2413.01(a) The “Sequence Listing XML” is a Single File Encoded Using Unicode UTF-8 [R-07.2022]

2413.01(a) The “Sequence Listing XML” is a Single File Encoded Using Unicode UTF-8 [R-07.2022]

[Editor Note: This section is applicable to all applications filed on or after July 1, 2022, having disclosures of nucleotide and/or amino acid sequences as defined in 37 CFR 1.831(b). Formatting representations of XML (eXtensible Markup Language) elements in this section appear different than shown in Standard ST.26, which may be accessed at: www.wipo.int /export/sites/www/standards/en/pdf/03-26-01.pdf.]

37 CFR 1.833 Requirements for a “Sequence Listing XML” for nucleotide and/or amino acid sequences as part of a patent application filed on or after July 1, 2022.

  • (a) The “Sequence Listing XML” as required by § 1.831(a) must be presented as a single file in XML 1.0 encoded using Unicode UTF–8, where the character set complies with paragraphs 40 and 41 and Annex IV of WIPO Standard ST.26 (incorporated by reference, see § 1.839).
  • *****

According to WIPO Standard ST.26, the entire “Sequence Listing XML” must be contained within one file. The file must be encoded using Unicode UTF-8, with the following restrictions:

  • (1) the information contained in the elements ApplicantName, InventorName and InventionTitle of the general information part, and the NonEnglishQualifier_value of the sequence data part, may be composed of any valid Unicode characters indicated in the XML 1.0 specification except the Unicode Control code points 0000-001F and 007F-009F. The reserved characters “, &, ‘, <, and > (Unicode code points 0022, 0026, 0027, 003C and 003E respectively), must be replaced as set forth the table below; and
  • (2) the information contained in all other elements and attributes of the general information part and in all other elements and attributes of the sequence data part must be composed of printable characters (including the space character) from the Unicode Basic Latin code table (i.e., limited to Unicode code points 0020 through 007E – see Annex IV).
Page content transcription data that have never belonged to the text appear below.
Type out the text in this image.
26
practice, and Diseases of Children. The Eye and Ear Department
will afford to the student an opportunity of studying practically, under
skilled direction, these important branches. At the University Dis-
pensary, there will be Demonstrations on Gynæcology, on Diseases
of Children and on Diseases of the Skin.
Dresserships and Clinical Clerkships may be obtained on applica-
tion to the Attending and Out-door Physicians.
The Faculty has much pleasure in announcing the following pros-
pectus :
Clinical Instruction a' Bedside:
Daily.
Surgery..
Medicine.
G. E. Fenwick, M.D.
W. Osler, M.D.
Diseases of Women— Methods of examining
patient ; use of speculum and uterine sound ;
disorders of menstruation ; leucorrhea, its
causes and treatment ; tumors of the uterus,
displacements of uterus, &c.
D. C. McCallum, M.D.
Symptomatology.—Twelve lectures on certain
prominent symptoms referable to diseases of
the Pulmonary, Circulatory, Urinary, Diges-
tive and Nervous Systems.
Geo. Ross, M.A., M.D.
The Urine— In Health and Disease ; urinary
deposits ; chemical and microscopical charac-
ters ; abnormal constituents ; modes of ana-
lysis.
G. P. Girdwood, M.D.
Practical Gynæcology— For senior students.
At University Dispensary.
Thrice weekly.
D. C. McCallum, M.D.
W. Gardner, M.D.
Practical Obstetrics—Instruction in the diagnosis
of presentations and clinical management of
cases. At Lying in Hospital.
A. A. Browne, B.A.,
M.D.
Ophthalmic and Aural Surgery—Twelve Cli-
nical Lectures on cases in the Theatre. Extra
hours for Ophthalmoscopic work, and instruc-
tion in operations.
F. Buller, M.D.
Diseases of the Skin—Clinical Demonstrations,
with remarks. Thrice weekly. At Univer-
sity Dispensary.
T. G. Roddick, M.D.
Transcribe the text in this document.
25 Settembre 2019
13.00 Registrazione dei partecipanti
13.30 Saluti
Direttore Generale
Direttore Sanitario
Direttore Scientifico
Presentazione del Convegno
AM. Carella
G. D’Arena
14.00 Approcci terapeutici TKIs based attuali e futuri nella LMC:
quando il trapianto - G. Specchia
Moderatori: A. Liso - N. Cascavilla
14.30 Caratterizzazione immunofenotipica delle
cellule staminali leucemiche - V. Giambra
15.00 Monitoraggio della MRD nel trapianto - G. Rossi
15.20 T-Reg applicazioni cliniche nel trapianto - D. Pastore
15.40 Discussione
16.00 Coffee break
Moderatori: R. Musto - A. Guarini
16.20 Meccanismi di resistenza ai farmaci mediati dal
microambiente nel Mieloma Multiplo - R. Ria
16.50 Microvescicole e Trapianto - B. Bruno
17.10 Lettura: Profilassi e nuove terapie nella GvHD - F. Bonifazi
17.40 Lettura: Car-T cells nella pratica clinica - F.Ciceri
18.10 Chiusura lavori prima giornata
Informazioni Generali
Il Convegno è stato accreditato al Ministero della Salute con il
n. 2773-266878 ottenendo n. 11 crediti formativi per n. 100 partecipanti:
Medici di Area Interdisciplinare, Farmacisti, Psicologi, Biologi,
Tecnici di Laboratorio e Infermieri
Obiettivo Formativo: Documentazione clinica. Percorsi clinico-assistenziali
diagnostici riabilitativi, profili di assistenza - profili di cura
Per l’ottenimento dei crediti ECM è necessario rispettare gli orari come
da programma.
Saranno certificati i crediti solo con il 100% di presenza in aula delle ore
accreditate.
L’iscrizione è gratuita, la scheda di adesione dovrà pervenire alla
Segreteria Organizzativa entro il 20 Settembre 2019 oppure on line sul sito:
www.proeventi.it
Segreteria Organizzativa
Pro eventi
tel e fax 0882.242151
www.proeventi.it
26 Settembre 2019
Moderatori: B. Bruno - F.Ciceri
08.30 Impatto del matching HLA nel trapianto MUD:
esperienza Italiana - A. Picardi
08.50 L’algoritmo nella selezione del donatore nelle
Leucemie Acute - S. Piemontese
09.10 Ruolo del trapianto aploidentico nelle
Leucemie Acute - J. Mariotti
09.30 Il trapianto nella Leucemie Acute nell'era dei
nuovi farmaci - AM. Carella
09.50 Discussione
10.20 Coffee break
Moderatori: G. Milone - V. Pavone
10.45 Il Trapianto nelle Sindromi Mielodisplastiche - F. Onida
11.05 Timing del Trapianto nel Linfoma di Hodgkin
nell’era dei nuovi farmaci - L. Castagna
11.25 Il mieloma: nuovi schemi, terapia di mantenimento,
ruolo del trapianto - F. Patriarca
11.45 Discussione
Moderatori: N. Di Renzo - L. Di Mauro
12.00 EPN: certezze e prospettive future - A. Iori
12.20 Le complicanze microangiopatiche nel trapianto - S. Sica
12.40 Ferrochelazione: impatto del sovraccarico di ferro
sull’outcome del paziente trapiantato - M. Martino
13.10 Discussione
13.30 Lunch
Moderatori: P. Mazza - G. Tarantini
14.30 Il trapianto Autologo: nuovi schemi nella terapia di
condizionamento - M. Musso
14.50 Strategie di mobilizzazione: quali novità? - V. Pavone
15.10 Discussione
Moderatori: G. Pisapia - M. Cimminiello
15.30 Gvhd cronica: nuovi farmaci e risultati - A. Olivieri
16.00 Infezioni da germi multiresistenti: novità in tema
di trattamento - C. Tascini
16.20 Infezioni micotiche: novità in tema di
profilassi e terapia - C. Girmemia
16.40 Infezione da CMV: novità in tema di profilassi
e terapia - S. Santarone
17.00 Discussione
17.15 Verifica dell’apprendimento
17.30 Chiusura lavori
The reserved characters “, &, ‘, <, and > (Unicode code points 0022, 0026, 0027, 003C and 003E respectively), must be replaced as set forth in the table below (WIPO Standard ST.26, paragraph 40).
  • WIPO Standard ST.26 specifies that in an XML instance of a “Sequence Listing XML”, numeric character references must not be used and the following reserved characters must be replaced by the corresponding predefined entities when used in a value of an attribute or content of an element:

List of Reserved Characters and Predefined Entities
Reserved Character Predefined Entities
< &lt;
> &gt;
& &amp;
&quot;
&apos;

Reproduced from WIPO Standard ST.26, paragraph 41.

The only character entity references permitted are the predefined entities set forth above (WIPO Standard ST.26, paragraph 41).